Now, instead of making kids exercise, the coach's challenge is to get them to stop.

"They just don't want to leave it alone. It's addicting. But it's a good exercise for them," says coach Chad Fenwick.

So how many calories will kids burn with these machines?

"This is compared to a stairmaster or jogging, you can burn just as many calories," says coach Fenwick. "This is a big video game, except you have to use your feet instead of your thumbs."

So the kids really work up a sweat. They work on this fancy equipment once a week.

"I always hope 'please let there be DDR today'," says one student.

The biggest dance machine fans are kids who used to dread PE.

"I'm the duke of dance," says one.

"My waistline has gone down by one inch," says another.

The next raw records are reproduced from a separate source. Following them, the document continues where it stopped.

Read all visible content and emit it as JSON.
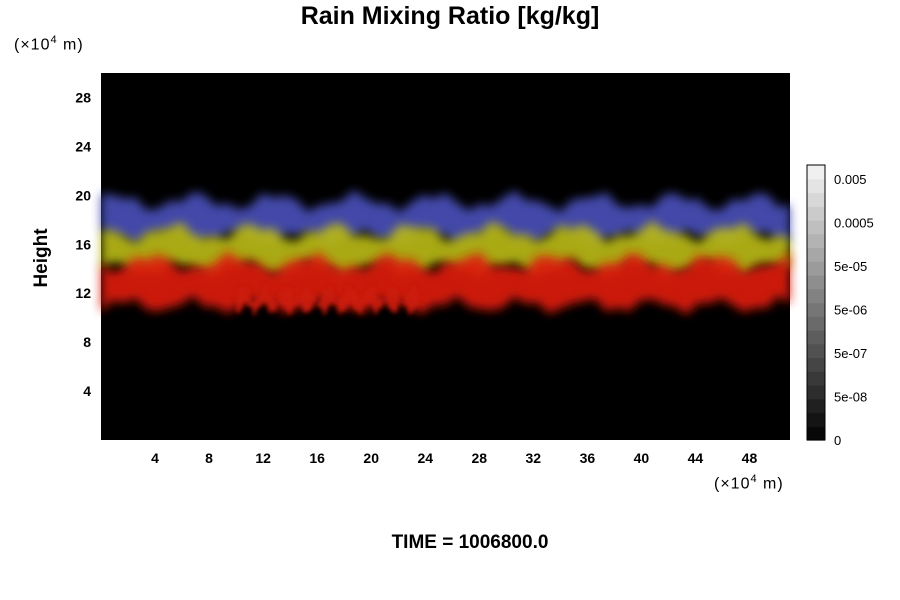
{
  "chart_data": {
    "type": "heatmap",
    "title": "Rain Mixing Ratio [kg/kg]",
    "ylabel": "Height",
    "y_unit": "(×10",
    "x_unit": "(×10",
    "unit_exp": "4",
    "unit_tail": " m)",
    "x_ticks": [
      4,
      8,
      12,
      16,
      20,
      24,
      28,
      32,
      36,
      40,
      44,
      48
    ],
    "y_ticks": [
      4,
      8,
      12,
      16,
      20,
      24,
      28
    ],
    "xlim": [
      0,
      51
    ],
    "ylim": [
      0,
      30
    ],
    "colorbar": {
      "tick_labels": [
        "0.005",
        "0.0005",
        "5e-05",
        "5e-06",
        "5e-07",
        "5e-08",
        "0"
      ],
      "levels": 20
    },
    "bands": [
      {
        "name": "blue",
        "color": "#4a4fb8",
        "y_range": [
          16.5,
          19.5
        ]
      },
      {
        "name": "yellow",
        "color": "#b8b818",
        "y_range": [
          14.0,
          17.0
        ]
      },
      {
        "name": "red",
        "color": "#dd1a10",
        "y_range": [
          11.0,
          14.5
        ]
      },
      {
        "name": "red-lower",
        "color": "#cc1a10",
        "y_range": [
          10.8,
          12.0
        ],
        "x_range": [
          10,
          23.5
        ]
      }
    ]
  },
  "footer": {
    "time": "TIME = 1006800.0"
  }
}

The machines, which cost the school as much as $8,000 apiece, are free to students during class. At lunch or after school, it's 25 cents a dance.

J.P. has a $5-a-day habit. He says if it were not for the machine, he would be spending his time eating.

Now, he spends his lunch time, and money, playing the game. And he can feel the difference.

"In, like, two weeks, I've lost 15 pounds," he says.

The machines also teach things like balance, timing, and coordination. But some people learn faster than others.

It takes a lot of practice. And for sedentary students, that's the point.

"The key is to get them interested in getting physically fit and staying that way for life. It's what it's all about," says coach Fenwick.